Guslün Rükünleri, Yani Farzları Nelerdir?

Guslün farzları üçtür:
1 – Bir kere ağza dolu dolu su vermek,
2 – Bir kere burna sertçe su çekmek,
3 – Bir kere de bütün vücudu yıkayıp, temizlemek.
Ağzı, burnu ve bütün bedeni en az bir kere yıkamak farzdır. Bu yıkamayı üç’e çıkaran kimse ise, farzı yerine getirmekle beraber, sünnet sevabını da kazanır.
* Tırnak kirleri, pire ve sinek pislikleri, kına, mürekkep gibi suyun cilde ulaşmasına engel teşkil etmeyen boyalar, gusle mâni değildir.
* Kapanmamış olan küpe deliklerinin de içinin yıkanması gerekir. Kulakta küpe takılı ise, onları ileri geri oynatmakla bu te’min edilir.
* Göbek çukurunun içi de yıkanmalıdır.
* Kadınlarda, uzun veya örgülü saçların bütünü ıslanması gerekmez. Bu durumda, kadın, gusül için saçının örgüsünü açmak mecburiyetinde değildir. Şart olan, saçın diplerine suyun ulaştırılmasıdır. Saçlarda kuru yer kalsa bile, saç dipleri ıslandıktan sonra gusül sahih olur.
Erkeklerde durum böyle değildir. Çok uzun veya örgülü de olsa, erkekler, saçlarının tamamını yıkayıp ıslatmalıdırlar. Çünkü, saç, erkekler için ziynet değildir. Erkeğin saç uzatmasında bir gereklilik yoktur.
* Sakal, sık ve gür bile olsa, suyu cilde mutlaka ulaştırmalıdır. Halbuki, abdestte sık olan sakalın diplerini yıkamak mecburiyeti yoktur; sadece sakalın ıslatılması kâfi gelir.
* Kaş ve bıyıkların durumu da aynıdır. Kıllar ile birlikte derinin de yıkanması gerekir.
Mâlikîler ve Şâfiîler, ağzın ve burnun içini, bedenin dışından saymazlar, birer iç organ olarak kabûl ederler. Bu sebeble, bunları gusülde ve abdestte yıkamak onlara göre farz değil, sünnettir.
Hanbelîler ise, ağızı ve burnun içini yüzün bir parçası kabûl ederler. Abdestte de, gusülde de yıkanması bunlara göre farzdır.

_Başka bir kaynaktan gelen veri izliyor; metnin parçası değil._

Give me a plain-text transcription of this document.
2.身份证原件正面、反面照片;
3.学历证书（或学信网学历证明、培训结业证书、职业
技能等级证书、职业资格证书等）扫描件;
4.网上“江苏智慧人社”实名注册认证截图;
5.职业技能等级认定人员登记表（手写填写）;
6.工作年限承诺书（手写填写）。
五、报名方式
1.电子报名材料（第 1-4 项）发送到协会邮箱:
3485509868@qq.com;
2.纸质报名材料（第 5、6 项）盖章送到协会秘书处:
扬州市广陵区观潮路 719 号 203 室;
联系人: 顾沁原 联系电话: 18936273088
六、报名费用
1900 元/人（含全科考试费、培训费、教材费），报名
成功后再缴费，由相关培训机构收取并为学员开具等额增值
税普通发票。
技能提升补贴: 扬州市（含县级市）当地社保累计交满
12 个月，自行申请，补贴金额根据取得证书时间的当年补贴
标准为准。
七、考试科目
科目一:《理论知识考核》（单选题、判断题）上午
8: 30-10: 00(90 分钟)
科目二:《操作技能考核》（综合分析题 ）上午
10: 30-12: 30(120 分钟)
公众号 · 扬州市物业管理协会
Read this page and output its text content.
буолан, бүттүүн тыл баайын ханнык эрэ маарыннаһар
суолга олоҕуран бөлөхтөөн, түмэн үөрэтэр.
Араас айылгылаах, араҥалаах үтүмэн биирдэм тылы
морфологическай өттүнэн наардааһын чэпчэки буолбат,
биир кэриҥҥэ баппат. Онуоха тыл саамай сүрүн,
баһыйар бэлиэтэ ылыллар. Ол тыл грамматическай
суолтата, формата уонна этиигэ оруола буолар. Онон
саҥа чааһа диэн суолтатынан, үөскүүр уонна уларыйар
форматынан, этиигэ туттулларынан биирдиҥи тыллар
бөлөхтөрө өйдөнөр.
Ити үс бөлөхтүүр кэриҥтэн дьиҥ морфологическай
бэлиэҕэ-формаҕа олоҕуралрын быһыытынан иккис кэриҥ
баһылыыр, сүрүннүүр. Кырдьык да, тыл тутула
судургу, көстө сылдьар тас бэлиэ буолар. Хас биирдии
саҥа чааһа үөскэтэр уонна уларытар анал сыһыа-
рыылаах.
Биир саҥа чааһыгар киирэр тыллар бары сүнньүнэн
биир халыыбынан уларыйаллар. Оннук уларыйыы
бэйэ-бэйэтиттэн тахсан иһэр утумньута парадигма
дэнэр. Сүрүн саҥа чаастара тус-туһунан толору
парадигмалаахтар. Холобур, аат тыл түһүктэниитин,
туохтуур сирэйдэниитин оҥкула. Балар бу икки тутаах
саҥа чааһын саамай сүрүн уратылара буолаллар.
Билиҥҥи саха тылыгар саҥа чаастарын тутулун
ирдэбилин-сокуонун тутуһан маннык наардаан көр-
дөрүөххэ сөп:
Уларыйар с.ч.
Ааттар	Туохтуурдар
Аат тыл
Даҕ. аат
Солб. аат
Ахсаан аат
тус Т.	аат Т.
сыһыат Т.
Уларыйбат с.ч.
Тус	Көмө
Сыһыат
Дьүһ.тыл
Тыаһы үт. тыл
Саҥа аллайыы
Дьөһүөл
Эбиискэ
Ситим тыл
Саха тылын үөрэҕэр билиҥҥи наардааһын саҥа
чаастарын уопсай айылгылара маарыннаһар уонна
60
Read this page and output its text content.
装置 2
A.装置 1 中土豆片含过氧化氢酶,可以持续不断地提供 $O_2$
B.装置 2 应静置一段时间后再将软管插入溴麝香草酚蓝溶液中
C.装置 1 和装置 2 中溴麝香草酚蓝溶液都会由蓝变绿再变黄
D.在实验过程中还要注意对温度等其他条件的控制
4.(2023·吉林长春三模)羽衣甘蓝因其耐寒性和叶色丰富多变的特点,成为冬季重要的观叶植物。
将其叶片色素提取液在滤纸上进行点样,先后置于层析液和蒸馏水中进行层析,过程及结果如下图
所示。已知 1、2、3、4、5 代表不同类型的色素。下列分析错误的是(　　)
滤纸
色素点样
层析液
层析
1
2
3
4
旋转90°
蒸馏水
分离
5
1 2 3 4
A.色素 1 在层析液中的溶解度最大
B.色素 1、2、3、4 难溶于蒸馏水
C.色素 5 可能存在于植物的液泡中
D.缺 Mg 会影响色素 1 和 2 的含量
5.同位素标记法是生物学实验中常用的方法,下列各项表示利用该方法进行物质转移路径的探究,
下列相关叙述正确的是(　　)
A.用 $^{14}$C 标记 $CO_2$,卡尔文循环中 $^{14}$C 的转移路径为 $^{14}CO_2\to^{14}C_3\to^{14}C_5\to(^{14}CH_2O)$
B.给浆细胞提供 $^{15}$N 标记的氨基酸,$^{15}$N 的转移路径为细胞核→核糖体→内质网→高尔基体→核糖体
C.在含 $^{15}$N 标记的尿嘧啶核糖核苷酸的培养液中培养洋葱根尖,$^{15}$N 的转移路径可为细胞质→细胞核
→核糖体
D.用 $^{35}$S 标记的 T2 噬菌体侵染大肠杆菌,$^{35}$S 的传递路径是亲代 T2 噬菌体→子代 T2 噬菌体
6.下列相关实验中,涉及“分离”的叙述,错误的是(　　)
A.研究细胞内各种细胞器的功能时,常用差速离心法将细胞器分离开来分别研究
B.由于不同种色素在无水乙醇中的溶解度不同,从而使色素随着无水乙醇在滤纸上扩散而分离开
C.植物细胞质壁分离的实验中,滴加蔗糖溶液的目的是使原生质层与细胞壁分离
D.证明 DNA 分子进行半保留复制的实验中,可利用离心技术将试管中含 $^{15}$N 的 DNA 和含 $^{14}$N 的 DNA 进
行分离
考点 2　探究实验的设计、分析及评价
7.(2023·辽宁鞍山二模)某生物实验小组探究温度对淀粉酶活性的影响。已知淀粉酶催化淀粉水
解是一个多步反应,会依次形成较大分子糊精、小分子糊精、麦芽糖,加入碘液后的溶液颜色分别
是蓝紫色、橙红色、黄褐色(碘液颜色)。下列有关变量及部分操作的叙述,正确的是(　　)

GUSLÜN SÜNNETLERİ NELERDİR ?

Guslün başlıca sünnetleri şunlardır:
1 - Gusle besmele ile başlamak.
2 - Kalb ve dil ile gusle niyet etmek.
* Mâlikîler ile Şâfiîlerde niyet farzdır. Hanbelîlere göre ise, niyet guslün sıhhat şartıdır.
3 - Gusle, abdestte olduğu gibi misvak kullanarak, yani dişleri temizleyerek başlamak.
4 - Gerek "Besmele"yi, gerekse niyeti, gusle başlamadan önce yapmak.
5 - Gusülde evvelâ elleri, sonra avret yerlerini yıkamak. Bedende veya avret mahallinde meni veya benzeri bir pislik varsa, onları gidermek.
6 - Bundan sonra âdâb ve erkânına riayet ederek abdest almak. Eğer ayakları altında kullanılmış su birikiyorsa, abdestte ayakların yıkanması işini, guslün sonuna bırakmak gerekir.
7 - Abdest aldıktan sonra, evvelâ üç kere başa, sonra üç defa sağ omuza, sonra da üç defa sol omuza su dökünmek. Suyu her uzva ilk döküşte her yerini iyice ovalamalıdır.
İmam-ı Mâlik ile Ebû Yûsuf'a göre, gusülde bedeni ovmak (delk) farzdır.
Bir kimse ağzına ve burnuna su alıp temizledikten sonra, akar suya ve büyük bir havuza, yahut da denize bütün vücuduyla dalsa, gusletmiş olur.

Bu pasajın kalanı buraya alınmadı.